Un deuxième mode de classification des incidents est la distinction entre accidents, attaques opportunistes et attaques ciblées. Ces trois catégories sont décrites plus en détail dans les sous-rubriques de cette page. Il est à noter que ce n’est pas la définition du type d’incident qui décide de la catégorie dans laquelle placer l’incident, mais la cible visée par celui qui en est à l’origine.

Pourquoi gérer les incidents

L’expérience a montré qu’aucun système informatique n’est sécurisé à 100%, ce qui signifie que des incidents de sécurité vont se produire tôt ou tard. L'utilisation croissante des technologies de l'information et de la communication (TIC) offre un champ d’attaque toujours plus grand aux criminels.

Le premier but de la gestion des incidents est de minimiser l’impact (l’envergure) de l’incident et de rétablir un fonctionnement normal dans les meilleurs délais.

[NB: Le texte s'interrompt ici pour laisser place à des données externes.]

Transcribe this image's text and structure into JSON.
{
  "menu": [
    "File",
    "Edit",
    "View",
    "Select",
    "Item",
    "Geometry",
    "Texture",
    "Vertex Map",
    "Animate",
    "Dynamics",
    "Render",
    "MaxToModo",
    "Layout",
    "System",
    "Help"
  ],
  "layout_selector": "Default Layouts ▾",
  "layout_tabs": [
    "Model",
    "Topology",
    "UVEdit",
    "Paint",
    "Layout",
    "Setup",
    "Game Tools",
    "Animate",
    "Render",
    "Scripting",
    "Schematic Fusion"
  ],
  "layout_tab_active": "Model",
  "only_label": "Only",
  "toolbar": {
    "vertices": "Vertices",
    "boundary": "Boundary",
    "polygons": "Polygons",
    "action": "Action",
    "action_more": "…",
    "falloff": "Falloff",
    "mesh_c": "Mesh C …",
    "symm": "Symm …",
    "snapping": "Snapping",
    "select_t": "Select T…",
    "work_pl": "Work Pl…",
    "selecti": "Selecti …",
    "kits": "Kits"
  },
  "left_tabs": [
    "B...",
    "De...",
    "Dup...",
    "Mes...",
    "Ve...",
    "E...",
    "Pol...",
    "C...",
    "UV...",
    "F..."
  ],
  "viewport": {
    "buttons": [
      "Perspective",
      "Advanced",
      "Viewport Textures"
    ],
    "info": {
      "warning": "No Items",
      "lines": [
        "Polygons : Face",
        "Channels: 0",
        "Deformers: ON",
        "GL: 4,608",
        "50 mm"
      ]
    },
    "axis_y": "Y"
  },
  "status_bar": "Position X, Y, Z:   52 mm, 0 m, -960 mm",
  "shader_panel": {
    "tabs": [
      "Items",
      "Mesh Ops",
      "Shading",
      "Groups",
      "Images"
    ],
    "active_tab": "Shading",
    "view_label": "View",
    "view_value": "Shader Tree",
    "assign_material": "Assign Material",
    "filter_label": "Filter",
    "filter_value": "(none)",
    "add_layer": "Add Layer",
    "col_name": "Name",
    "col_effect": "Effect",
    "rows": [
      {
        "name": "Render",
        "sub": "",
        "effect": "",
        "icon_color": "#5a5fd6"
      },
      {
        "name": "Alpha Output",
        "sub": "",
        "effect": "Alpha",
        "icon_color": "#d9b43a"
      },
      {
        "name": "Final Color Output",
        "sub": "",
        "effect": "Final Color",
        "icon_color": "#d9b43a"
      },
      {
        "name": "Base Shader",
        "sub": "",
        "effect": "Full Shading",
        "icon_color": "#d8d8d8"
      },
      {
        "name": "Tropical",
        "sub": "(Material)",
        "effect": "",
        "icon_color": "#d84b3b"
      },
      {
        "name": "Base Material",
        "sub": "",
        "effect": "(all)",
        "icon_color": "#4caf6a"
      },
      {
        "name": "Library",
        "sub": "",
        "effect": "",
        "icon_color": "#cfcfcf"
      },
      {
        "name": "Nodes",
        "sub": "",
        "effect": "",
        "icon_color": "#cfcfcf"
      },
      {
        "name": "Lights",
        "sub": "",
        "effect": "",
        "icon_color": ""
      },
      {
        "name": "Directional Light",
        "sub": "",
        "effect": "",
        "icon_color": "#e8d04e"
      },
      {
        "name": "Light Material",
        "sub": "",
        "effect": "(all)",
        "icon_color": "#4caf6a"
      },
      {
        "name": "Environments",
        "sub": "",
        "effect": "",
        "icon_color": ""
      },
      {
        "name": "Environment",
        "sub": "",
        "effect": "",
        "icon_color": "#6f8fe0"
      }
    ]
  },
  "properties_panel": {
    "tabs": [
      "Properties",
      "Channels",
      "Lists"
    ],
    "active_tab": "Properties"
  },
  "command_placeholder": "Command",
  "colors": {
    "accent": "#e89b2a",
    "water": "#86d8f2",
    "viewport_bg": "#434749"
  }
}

Dans le domaine professionnel, cela se traduit par la volonté de ne pas violer le contrat de niveau de service (Service Level Agreement (SLA)).

Le deuxième but de la gestion des incidents est d’analyser la situation afin de comprendre l’incident en détail et d'en tirer des conclusions qui permettront éventuellement de prévenir des incidents similaires dans le futur. La conservation des traces est un élément clé pour une gestion d'incidents réussie.

Enfin, il convient de collecter des informations sur les incidents afin de pouvoir établir des statistiques. Des données anonymisées devraient ou doivent – selon le domaine d’activité de la victime – être transmises à un acteur public national (CSIRT ou régulateur) qui, selon le cas de figure, les partage avec des acteurs internationaux.